Using mulch to stop weeds is one of the best, and greenest, ways possible to protect your plants. However, before you go out and buy the first bag of mulch that you come across, there are a few things that you need to know. Here are some simple guidelines that you can use to ensure that you choose the best possible mulch for your needs.
- Benefits of using mulch. Basically speaking, mulch is one of the best tools that you can have in your gardening arsenal. The reasons for this is simple, this wonderful material will save you time, money, and effort when gardening. By properly using mulch, you can limit the amount of water you need to apply to your plants to keep them health, while also protecting them from weeds and other pests. Another great benefit from using mulch, is that if you use an organic one, it will also act as a slow release fertilizer that can actually help your soil.
- Drawbacks of mulch. For every good there is also a bad, and it is no different with mulch. One of the problems that mulch has is one of its benefits as well, it retains heat and moisture. This can be good during the early spring, and late fall. However, if you use too much mulch during the summer, or apply too much water, you can literally steam the roots of your plants. Make sure that you always use the proper amount of mulch for your specific plant, and the seasonal conditions.
- What type of mulch to use? There are tons of mulches out there that you can choose from. These can be made from everything under the sun. Some of the most common types are made from shredded bark, leaves and grass, compost, and even rubber.
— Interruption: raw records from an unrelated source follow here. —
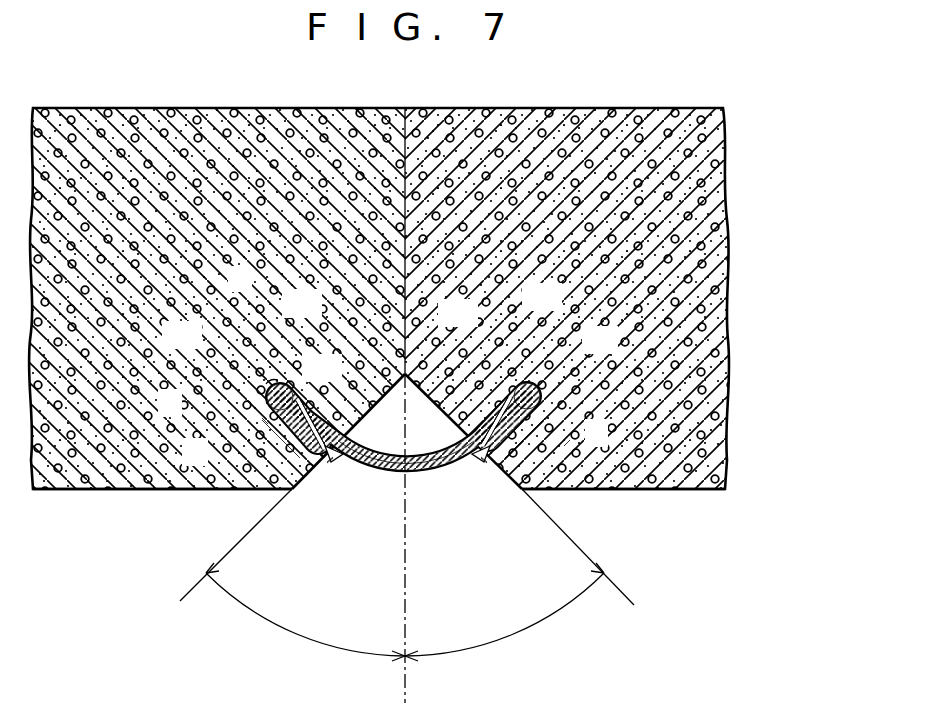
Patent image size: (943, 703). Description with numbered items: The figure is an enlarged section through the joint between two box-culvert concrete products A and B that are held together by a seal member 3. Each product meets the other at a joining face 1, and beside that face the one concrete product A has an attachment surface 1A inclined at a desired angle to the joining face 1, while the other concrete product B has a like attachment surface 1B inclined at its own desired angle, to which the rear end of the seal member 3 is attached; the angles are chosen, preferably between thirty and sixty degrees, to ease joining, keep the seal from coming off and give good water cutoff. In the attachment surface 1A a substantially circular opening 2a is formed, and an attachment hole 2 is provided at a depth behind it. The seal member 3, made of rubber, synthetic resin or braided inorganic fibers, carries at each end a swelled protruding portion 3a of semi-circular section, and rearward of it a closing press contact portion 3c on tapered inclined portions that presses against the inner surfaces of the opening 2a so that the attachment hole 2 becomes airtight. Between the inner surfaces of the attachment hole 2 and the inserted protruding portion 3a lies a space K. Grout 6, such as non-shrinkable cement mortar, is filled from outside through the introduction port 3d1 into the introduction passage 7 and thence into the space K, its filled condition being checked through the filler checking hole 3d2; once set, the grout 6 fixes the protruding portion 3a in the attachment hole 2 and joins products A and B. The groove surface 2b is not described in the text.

The concrete product A is at (96, 128).
The concrete product B is at (627, 130).
The joining face 1 is at (400, 155).
The attachment surface 1A is at (352, 355).
The attachment surface 1B is at (433, 380).
The attachment hole 2 is at (257, 393).
The opening 2a is at (342, 458).
The groove side surface 2b is at (494, 385).
The seal member 3 is at (283, 490).
The protruding portion 3a is at (392, 366).
The closing press contact portion 3c is at (346, 428).
The introduction port 3d1 is at (327, 460).
The filler checking hole 3d2 is at (408, 523).
The grout 6 is at (212, 486).
The introduction passage 7 is at (270, 378).
The space K is at (262, 418).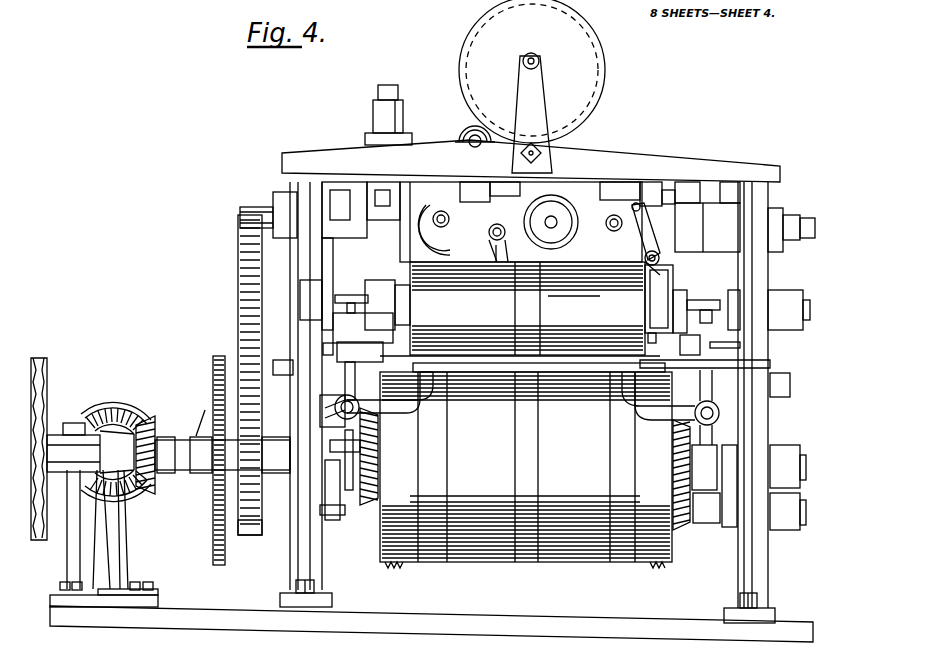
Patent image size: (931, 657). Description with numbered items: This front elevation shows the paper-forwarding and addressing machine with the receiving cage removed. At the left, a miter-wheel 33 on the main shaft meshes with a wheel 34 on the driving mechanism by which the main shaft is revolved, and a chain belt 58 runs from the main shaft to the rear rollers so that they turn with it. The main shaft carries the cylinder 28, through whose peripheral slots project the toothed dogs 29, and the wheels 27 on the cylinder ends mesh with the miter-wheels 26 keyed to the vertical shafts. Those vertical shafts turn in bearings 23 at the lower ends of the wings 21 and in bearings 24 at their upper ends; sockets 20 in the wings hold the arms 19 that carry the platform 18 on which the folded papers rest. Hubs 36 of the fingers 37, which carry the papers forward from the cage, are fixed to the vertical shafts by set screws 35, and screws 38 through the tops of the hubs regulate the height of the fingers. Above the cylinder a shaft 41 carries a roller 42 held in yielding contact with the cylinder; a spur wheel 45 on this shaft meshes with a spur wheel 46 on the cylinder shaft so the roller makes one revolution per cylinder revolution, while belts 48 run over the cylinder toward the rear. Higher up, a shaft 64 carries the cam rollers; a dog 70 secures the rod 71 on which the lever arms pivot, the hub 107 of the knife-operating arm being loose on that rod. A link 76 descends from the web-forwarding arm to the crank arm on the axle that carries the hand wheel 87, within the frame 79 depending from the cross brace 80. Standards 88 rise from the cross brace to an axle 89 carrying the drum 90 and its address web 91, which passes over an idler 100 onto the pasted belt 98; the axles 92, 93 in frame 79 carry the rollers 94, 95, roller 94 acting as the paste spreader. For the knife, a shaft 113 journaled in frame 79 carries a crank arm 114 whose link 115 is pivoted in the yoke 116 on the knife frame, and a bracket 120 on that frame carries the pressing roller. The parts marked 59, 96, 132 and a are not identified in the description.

The platform 18 is at (486, 374).
The arms 19 is at (408, 412).
The sockets 20 is at (360, 403).
The wings 21 is at (352, 455).
The bearing 23 is at (335, 505).
The bearings 24 is at (410, 356).
The miter-wheels 26 is at (328, 422).
The wheels 27 is at (376, 480).
The cylinder 28 is at (526, 467).
The toothed dogs 29 is at (392, 564).
The miter-wheel 33 is at (155, 418).
The wheel 34 is at (108, 410).
The set screws 35 is at (786, 372).
The hubs 36 is at (745, 346).
The fingers 37 is at (680, 408).
The screws 38 is at (700, 303).
The shaft 41 is at (183, 446).
The roller 42 is at (574, 301).
The spur wheel 45 is at (246, 272).
The spur wheel 46 is at (246, 536).
The belts 48 is at (516, 470).
The chain belt 58 is at (212, 515).
The cylinder 59 is at (524, 303).
The shaft 64 is at (266, 206).
The dog 70 is at (356, 186).
The rod 71 is at (392, 186).
The link 76 is at (551, 222).
The frame 79 is at (484, 243).
The cross brace 80 is at (551, 155).
The hand wheel 87 is at (550, 230).
The standards 88 is at (532, 114).
The axle 89 is at (540, 62).
The drum 90 is at (532, 71).
The web 91 is at (468, 126).
The axle 92 is at (504, 221).
The axle 93 is at (449, 219).
The roller 94 is at (500, 248).
The roller 95 is at (412, 226).
The plate 96 is at (521, 222).
The belt 98 is at (404, 268).
The idler 100 is at (458, 138).
The hub 107 is at (650, 184).
The shaft 113 is at (612, 229).
The crank arm 114 is at (642, 210).
The link 115 is at (644, 254).
The yoke 116 is at (578, 298).
The bracket 120 is at (645, 296).
The post 132 is at (385, 110).
The shaft portion a is at (201, 413).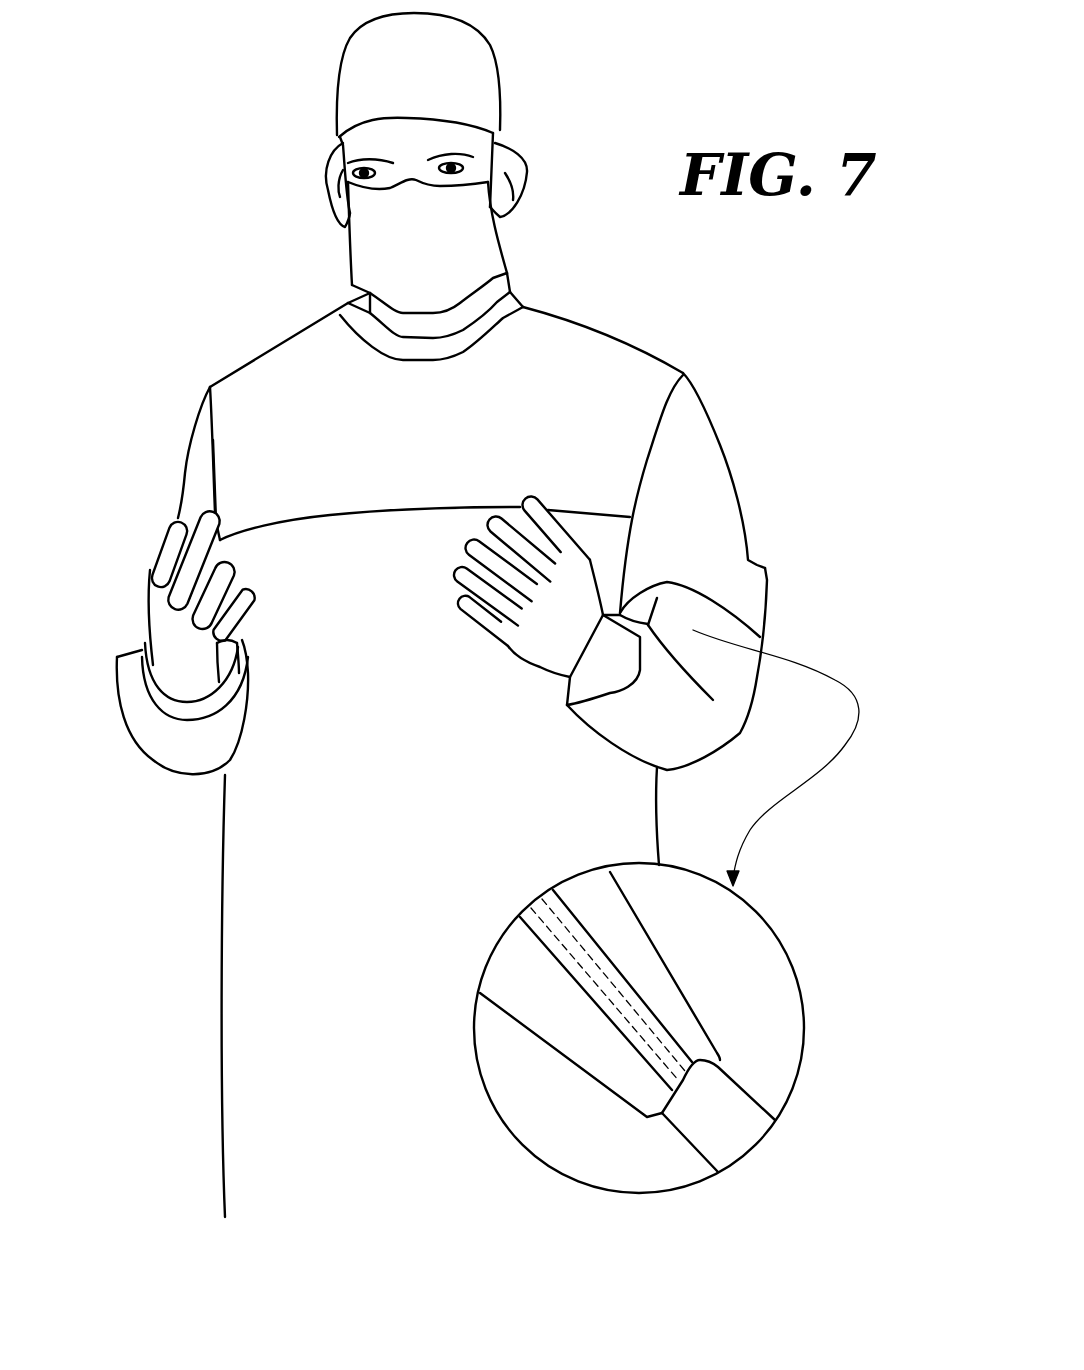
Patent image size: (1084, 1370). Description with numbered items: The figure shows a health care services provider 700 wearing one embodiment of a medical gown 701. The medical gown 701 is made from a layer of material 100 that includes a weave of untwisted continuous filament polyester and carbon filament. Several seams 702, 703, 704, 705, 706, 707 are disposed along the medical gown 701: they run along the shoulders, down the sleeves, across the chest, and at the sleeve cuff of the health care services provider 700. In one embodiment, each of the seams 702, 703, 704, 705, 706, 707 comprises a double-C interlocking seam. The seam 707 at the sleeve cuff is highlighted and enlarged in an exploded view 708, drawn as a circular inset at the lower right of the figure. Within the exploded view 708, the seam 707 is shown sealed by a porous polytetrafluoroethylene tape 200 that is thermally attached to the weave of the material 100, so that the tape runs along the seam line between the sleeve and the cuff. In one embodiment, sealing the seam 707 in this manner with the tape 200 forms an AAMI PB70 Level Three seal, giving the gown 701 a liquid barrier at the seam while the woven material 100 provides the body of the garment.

The layer of material 100 is at (440, 745).
The porous polytetrafluoroethylene tape 200 is at (635, 1040).
The health care services provider 700 is at (340, 180).
The medical gown 701 is at (223, 420).
The seam 702 is at (597, 323).
The seam 703 is at (277, 338).
The seam 704 is at (217, 480).
The seam 705 is at (643, 488).
The seam 706 is at (402, 513).
The seam 707 is at (720, 597).
The exploded view 708 is at (780, 950).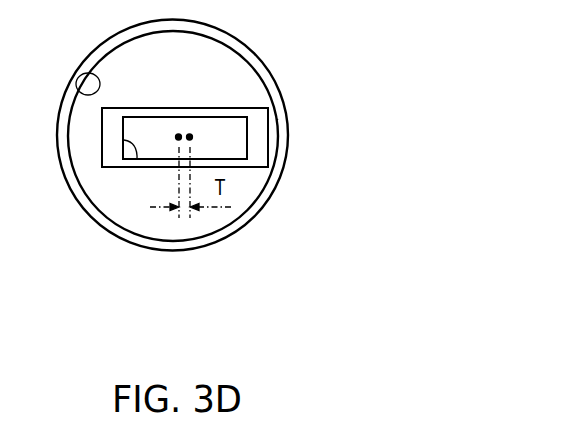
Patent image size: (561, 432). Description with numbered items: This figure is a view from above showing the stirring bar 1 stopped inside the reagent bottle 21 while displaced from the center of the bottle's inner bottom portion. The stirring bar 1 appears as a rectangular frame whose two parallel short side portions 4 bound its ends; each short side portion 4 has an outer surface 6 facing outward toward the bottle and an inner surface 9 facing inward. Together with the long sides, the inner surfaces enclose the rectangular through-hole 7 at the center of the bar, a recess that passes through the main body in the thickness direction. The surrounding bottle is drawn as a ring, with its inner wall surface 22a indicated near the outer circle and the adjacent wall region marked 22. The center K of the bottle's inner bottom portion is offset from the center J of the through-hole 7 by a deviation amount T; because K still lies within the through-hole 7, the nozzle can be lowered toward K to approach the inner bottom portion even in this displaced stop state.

The stirring bar 1 is at (203, 108).
The short side portion 4 is at (102, 132).
The outer surface of the short side portion 6 is at (278, 119).
The through-hole 7 is at (233, 132).
The inner surface of the short side portion 9 is at (137, 165).
The reagent bottle 21 is at (280, 184).
The inner tube surface 22 is at (67, 187).
The inner wall surface 22a is at (76, 74).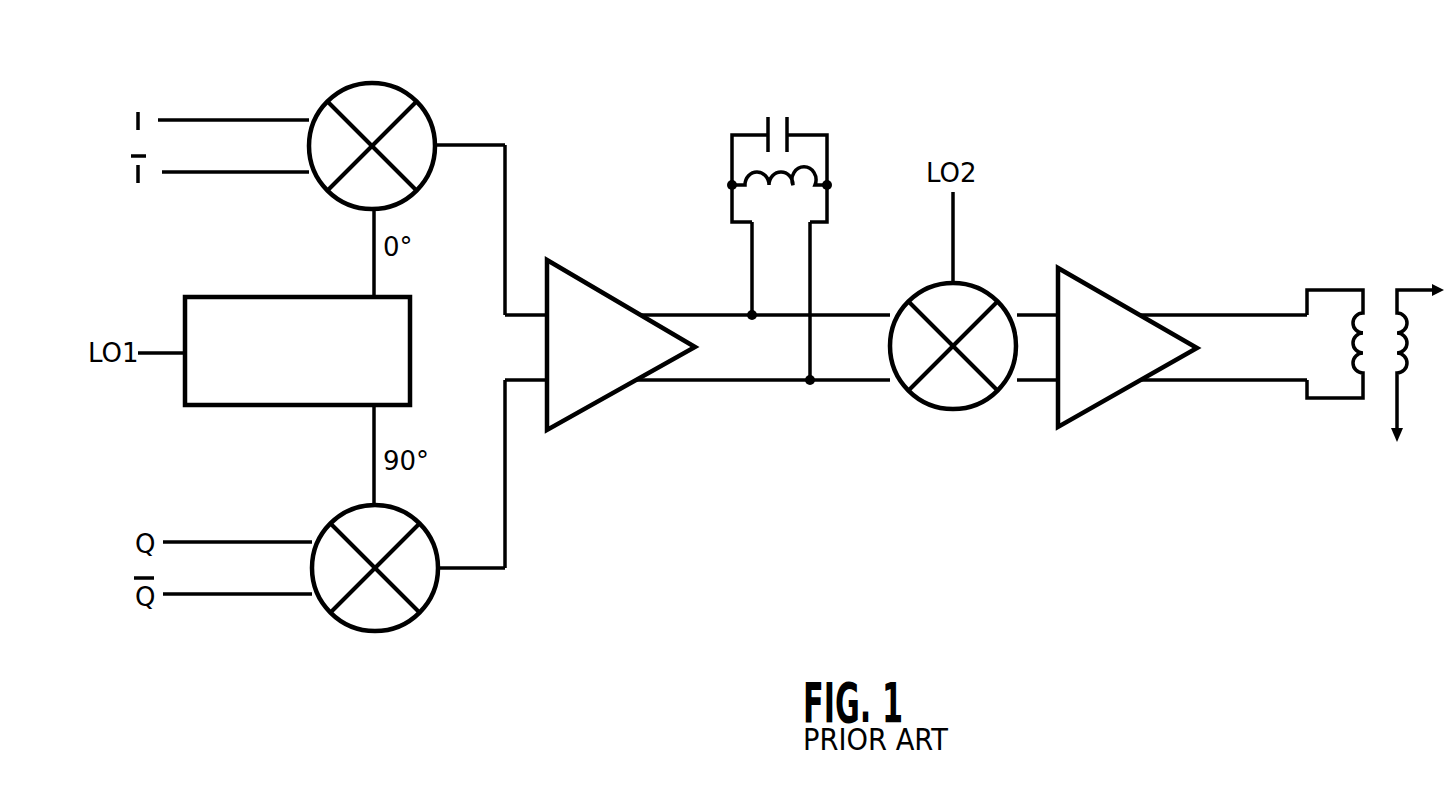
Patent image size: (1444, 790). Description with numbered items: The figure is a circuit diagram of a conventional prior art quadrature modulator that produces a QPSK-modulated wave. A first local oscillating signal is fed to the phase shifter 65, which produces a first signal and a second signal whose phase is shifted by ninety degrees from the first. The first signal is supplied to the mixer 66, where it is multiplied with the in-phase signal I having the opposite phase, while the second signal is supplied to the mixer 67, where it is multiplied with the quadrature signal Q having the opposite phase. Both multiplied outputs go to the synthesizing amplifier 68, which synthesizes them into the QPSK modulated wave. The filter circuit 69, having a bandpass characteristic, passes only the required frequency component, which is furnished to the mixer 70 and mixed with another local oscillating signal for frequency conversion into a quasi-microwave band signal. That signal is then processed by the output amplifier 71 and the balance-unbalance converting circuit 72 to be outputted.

The phase shifter 65 is at (222, 297).
The mixer 66 is at (407, 93).
The mixer 67 is at (432, 609).
The synthesizing amplifier 68 is at (600, 292).
The filter circuit 69 is at (802, 102).
The mixer 70 is at (914, 396).
The output amplifier 71 is at (1128, 308).
The balance-unbalance converting circuit 72 is at (1367, 255).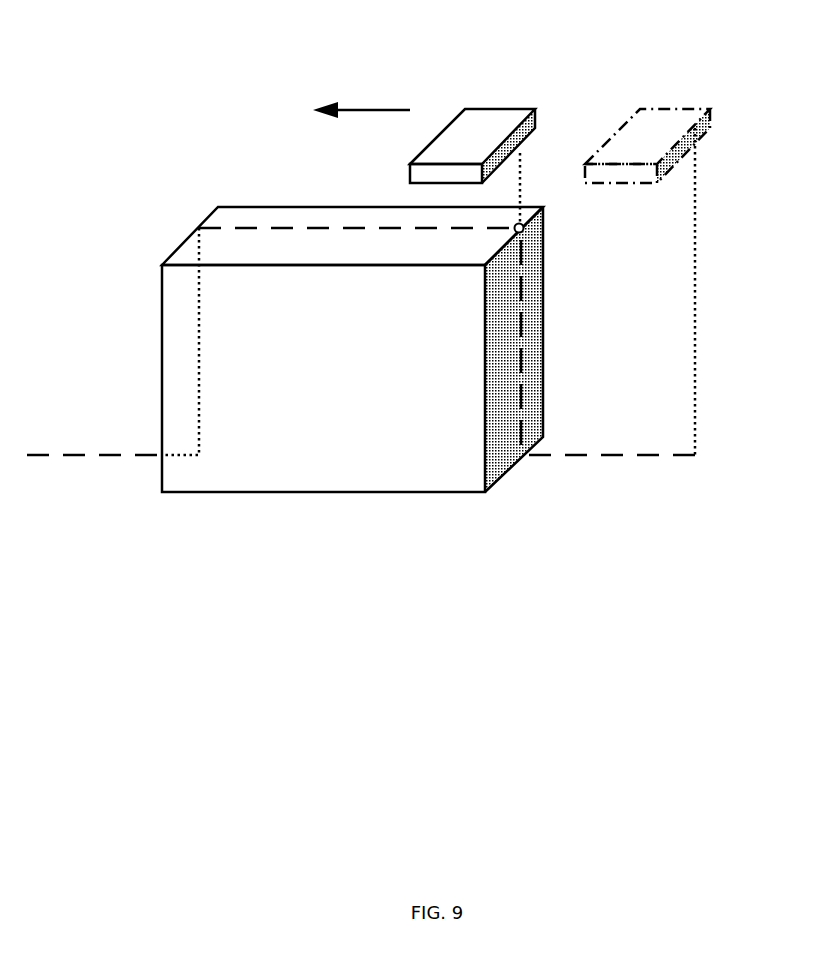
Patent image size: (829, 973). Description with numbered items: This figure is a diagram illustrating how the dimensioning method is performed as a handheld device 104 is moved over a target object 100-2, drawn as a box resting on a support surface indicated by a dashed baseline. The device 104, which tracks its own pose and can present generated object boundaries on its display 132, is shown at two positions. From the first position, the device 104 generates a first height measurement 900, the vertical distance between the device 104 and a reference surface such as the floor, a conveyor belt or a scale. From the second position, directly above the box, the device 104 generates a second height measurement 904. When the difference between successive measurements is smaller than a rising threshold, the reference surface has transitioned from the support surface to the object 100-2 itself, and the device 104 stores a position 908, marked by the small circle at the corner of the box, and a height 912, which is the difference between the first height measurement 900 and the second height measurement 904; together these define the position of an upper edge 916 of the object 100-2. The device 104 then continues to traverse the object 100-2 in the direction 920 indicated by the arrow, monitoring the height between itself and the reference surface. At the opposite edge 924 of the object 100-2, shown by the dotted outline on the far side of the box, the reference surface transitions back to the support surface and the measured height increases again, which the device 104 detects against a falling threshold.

- Using mulch properly. Each type of mulch is basically used in a similar manner, which is to lay a bed of material around the base of your plant. This base will be, on average, between one inch and three inches thick. Typically, you use a lower thickness around smaller plants, while you use thicker amounts around larger plants (such as trees). Ideally, when you are using a mulch, you should use something that is organic. That way you are not only helping to protect the plant, but also helping to restore the nutrients that the plant removes. However, if you are simply looking for something to make your landscape "pretty" then this doesn't matter as much.